The file was there in all the installations, no access permissions issues, it was complete, readable and identical everywhere. So no issues with the file itself. Just that the runtime apparently sometimes was able to load it, sometimes not, depending on which machine it ran in.
The only thing different about this file is that its name was capitalized, whereas all other rb files there had all lowercase names. Then I found out the developer was running the application on a Mac and my test machine is a Linux box. As soon as I heard that, I remembered that the Mac HFS filesystem is a bit wacky about case. While it preserves case, it doesn’t observe it. The following surprising sequence actually works on a Mac:
% echo Hello > Hello % cat hello Hello
Problem solved, I thought! To confirm, I strace’d the application and indeed, it was opening “file.rb” even though the disk file was called “File.rb”. So it fails, except on a Mac where that works. That explains everything!

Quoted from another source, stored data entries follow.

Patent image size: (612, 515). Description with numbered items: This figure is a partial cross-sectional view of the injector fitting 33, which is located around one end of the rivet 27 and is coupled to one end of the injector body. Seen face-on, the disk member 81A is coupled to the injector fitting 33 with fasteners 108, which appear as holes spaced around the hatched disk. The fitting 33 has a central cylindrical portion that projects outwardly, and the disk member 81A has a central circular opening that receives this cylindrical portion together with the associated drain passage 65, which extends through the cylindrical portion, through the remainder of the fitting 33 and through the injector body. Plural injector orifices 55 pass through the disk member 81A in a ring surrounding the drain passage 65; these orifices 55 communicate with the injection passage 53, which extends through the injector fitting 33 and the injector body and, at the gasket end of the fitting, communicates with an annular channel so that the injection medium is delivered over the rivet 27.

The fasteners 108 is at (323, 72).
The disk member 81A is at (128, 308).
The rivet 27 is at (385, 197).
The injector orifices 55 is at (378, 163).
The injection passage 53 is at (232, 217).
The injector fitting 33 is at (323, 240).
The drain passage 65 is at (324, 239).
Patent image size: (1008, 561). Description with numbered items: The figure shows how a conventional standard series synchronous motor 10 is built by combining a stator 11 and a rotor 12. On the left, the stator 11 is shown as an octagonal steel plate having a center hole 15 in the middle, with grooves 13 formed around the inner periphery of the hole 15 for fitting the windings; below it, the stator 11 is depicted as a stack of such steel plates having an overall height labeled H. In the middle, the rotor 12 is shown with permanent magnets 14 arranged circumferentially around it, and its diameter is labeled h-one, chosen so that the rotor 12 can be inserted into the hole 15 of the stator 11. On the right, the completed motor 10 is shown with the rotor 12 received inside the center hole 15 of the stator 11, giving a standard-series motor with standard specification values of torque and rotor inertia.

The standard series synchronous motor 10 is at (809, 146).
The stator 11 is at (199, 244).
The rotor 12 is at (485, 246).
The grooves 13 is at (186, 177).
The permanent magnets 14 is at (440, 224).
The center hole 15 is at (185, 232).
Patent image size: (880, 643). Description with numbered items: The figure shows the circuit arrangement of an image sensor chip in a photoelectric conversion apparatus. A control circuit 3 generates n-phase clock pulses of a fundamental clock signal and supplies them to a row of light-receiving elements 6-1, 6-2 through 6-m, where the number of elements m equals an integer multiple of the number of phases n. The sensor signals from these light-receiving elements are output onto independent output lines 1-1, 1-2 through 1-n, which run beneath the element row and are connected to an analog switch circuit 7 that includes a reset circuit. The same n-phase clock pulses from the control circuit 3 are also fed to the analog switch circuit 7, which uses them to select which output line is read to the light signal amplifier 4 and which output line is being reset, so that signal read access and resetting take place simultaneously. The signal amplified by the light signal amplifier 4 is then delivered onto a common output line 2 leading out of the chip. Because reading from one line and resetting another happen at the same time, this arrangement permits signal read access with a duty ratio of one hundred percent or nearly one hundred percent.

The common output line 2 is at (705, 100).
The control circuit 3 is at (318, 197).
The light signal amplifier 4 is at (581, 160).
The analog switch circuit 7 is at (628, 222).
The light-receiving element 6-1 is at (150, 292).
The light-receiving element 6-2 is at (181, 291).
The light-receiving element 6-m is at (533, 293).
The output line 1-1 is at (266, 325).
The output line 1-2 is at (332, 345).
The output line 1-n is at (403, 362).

Except… the other test server that had been set up, the one where the application also works, is also a Linux box! How can it possibly be working there?
Using strace showed that there it was calling open() on “File.rb”, so it worked. But why?
After more closely reviewing the strace output, I noticed that on the working Linux box, the process was open()ing the directory, reading the list of files and then opening and reading each one in turn. So because it got the actual name of the file (“File.rb”), it was able to open it. On the Linux box where the application did not work, it never opened the directory entry, it went straight to attempting to open “file.rb” which of course failed. Ok that explains why the discrepancy in the file name being opened, but why is one reading the directory and the other one is not? Both machines have identical installations of all relevant software!
I then noticed that on the Linux box where it worked, the application was being run with the “production” environment flag of rails (-e). On the Linux box where it did not work, it wasn’t.
After some more digging, I discovered that the production.rb sets:
config.cache_classes = true
This cache_classes is defined as follows:
config.cache_classes controls whether or not application classes and modules should be reloaded on each request. Defaults to true in development mode, and false in test and production modes.
Aha! So looks like the way it is implemented is that if cache_classes is true, it scans the directories at startup and loads (and caches) all the .rb files it finds, which is what the strace output showed. Thus, it finds and loads “File.rb”. If cache_classes is false, it never scans the directory, simply attempts to (re)load “file.rb” each time, always failing.
With that, mystery truly solved! If you run into this, now you know…